Aidan clears his throat and slides his spine down in the plastic seat.

I turn around, press my shoulder blades against the window. My father removes his glasses and pinches the bridge of his nose. He presses and releases and settles the glasses on his face again, tucking the earpieces behind his ears.

“I understand why you wanted Mr. Devorecek to talk to us,” he says, “but you are far stupider than you appear if you think that we are not going to talk about this. If you think for one second that you can expect this not to — not to be discussed .”

I blink, startled. Look at Aidan. He is slouched in the seat, fists burrowed under opposite armpits.

“I guess that makes me stupid, then. What the fuck are you talking about?”

A young child kneeling on a chair across the room is digging a plastic G.I. Joe action figure’s head into his nose and then licking the snot off the plastic helmet. When I say “fuck,” his eyes widen and dart up to my face. I glare at him. He just gapes back, saliva glistening on his lower lip.

Aidan gets up. “All right. I think I’m going to the vending machine. Anything for you, Mrs. Brandis?”

“No, thank you.” Her nose is clogged and it sounds like she has said, Doe thag you .

“How about you, Stephen?”

“I just went to the caf with Mickey.”

“Go get something else.” Our father pulls out his wallet and folds a five dollar bill into Stephen’s hand.

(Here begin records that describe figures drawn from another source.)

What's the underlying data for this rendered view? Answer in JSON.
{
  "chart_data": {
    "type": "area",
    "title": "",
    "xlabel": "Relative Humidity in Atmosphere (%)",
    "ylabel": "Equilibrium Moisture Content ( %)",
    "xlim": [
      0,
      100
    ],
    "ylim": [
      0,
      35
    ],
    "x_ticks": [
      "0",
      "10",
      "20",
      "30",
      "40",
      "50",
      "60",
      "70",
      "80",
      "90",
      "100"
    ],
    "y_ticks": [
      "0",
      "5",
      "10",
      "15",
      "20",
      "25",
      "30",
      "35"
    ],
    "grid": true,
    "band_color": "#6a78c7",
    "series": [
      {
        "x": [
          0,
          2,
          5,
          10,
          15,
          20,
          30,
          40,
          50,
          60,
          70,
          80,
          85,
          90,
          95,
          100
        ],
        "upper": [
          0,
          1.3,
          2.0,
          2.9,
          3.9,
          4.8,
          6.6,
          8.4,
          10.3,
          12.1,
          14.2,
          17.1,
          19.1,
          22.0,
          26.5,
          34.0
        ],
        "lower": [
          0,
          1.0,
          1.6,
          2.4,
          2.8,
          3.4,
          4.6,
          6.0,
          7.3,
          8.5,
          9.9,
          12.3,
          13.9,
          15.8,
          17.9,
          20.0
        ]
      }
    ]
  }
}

Stephen looks at the bill and then up at me.

“Go,” our father says. “Aidan, please take him to the vending machines.”

“Okay.” Aidan nods at Stephen. Stephen gets up slowly and follows Aidan out. He looks over his shoulder at me, his brows peaked like slanted eaves.

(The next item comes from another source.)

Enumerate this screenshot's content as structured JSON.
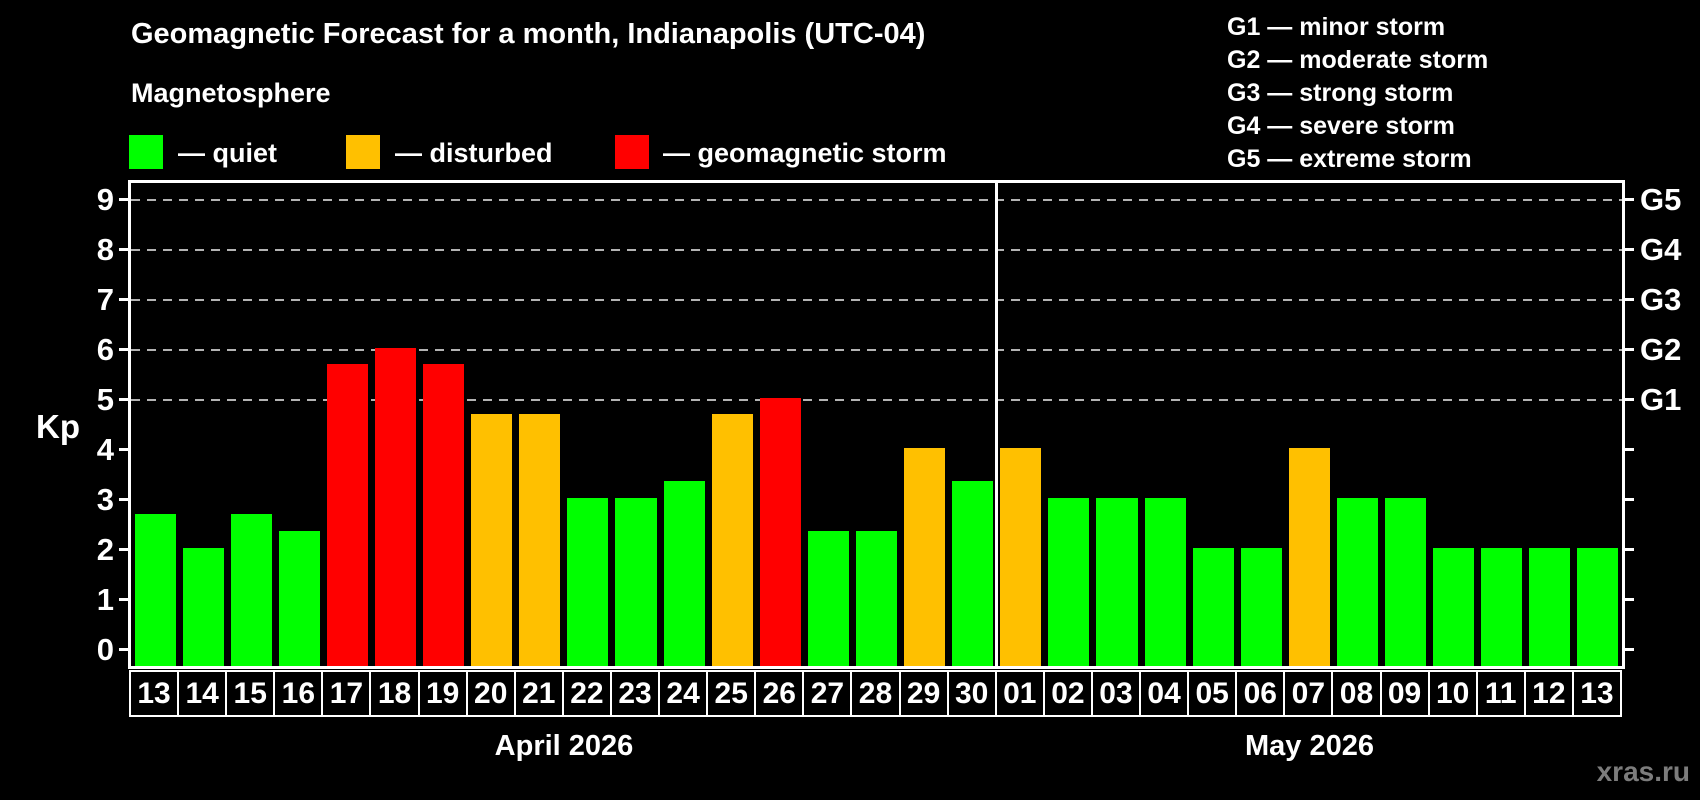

Dad inhales and grips his hands around the armrests of his plastic chair. His knuckles stand up pale and crested, pressing through the fabric of his skin. “Start talking. I suggest you start with your lies.”

Mom puts the tissue against her nose and lifts her head and breathes in, holds her breath, and lets it out. As if to swamp incipient tears with the infected air of the waiting room.

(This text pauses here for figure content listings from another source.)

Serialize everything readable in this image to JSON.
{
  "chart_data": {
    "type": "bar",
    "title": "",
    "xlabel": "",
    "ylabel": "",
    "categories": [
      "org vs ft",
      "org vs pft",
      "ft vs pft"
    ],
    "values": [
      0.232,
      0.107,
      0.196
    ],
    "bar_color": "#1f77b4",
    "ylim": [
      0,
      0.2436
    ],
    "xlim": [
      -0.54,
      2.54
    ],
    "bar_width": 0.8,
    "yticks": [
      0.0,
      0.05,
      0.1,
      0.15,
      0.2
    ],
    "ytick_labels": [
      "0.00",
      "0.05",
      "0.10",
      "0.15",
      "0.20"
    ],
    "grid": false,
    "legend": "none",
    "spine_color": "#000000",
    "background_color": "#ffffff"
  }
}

I look at the worn toes of my sneakers.

“Michaela.”

I look up at him. For some reason my throat hurts. “You want the truth? Okay. Yes. He sometimes cut me. He burnt my fingers when I was six. Almost drowned me in that construction site. Yes to a million things we never told you about. But it was a game, it was just a game. See how bad it got before I yelled. Only I never yelled. I don’t know why. I guess it’s the crazy, some fun little trivia about antisocial personality disorder they don’t tell you. The inverted pain tolerance. Caresses kill, burns don’t register. He figured it out, that’s all.”